Nothing one can say about Connecticut is 100 percent true. And, yes, that statement itself is a paradox. But then, so is Connecticut. For a major policy change to be effected here, it must engage vastly different groups who often have diametrically opposed interests.
Step one in organizing is assessing the landscape. Connecticut is one of the wealthiest states in the nation and contains some of its poorest communities. Steel magnate Andrew Carnegie summered in Darien, Connecticut. Even without Carnegie in the mix anymore, Darien, like many Connecticut suburbs, is doing well for itself. It boasts five private clubs, resident-only beaches and a median family income of $101,583.

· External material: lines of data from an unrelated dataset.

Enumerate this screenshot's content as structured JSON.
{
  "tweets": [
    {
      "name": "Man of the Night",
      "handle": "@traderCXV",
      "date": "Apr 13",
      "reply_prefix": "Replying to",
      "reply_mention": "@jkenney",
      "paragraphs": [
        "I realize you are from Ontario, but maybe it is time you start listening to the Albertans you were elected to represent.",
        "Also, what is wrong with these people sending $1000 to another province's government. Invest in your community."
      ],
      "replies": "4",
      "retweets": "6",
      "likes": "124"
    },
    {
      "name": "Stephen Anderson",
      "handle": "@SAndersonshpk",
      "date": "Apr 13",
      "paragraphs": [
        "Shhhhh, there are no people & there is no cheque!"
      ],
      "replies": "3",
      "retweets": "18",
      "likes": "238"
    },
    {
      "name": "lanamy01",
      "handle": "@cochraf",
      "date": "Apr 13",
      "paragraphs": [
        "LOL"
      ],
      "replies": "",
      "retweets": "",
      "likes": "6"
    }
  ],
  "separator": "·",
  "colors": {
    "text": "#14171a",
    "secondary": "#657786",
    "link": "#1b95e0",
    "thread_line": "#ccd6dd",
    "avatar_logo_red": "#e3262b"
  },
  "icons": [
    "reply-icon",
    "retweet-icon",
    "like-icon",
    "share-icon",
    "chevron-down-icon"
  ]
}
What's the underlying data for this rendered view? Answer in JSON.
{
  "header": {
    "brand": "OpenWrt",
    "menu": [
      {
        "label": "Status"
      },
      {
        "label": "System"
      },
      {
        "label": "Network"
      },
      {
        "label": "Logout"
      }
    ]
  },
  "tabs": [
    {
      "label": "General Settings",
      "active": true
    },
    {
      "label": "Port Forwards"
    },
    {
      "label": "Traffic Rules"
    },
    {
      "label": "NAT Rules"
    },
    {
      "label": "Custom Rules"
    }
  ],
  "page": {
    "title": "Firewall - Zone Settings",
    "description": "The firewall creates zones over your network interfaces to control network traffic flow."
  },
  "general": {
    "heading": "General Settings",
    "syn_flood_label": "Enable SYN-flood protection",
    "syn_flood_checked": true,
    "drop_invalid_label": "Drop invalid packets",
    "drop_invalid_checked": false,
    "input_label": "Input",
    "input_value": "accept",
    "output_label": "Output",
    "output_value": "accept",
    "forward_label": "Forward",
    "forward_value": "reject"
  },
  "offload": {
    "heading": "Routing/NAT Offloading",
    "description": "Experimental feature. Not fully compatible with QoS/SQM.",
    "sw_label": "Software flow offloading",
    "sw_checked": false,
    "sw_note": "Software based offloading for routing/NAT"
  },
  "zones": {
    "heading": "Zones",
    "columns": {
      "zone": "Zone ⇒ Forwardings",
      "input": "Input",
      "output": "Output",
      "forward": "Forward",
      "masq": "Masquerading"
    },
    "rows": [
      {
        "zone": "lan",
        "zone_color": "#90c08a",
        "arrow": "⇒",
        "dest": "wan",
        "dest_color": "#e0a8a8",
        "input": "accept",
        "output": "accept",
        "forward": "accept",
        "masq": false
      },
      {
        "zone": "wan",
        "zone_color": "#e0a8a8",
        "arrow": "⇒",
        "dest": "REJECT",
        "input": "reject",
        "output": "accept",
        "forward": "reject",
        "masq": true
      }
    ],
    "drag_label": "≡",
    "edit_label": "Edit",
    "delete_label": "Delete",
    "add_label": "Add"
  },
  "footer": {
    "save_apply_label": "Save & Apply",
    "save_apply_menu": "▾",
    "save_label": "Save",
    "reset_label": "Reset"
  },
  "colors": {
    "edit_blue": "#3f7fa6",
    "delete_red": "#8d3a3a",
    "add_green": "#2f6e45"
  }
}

Cross the border into neighboring Norwalk, and family income dips to $55,269. Yet Norwalk is far more fortunate than many Connecticut cities. In Hartford, median family income is just $24,774. The number of Connecticut workers earning a wage that puts their families beneath the Federal Poverty Level is rising. It was 16.8 percent in 2006.
Economic disparity in Connecticut is largely an urban/suburban divide, with the cities bearing the lion’s share of economic hardship with all its associated ills. The urban/suburban divide is often a minority/white divide as well, as people of color are concentrated in Connecticut cities and as a group do not begin to share in the state’s prosperity.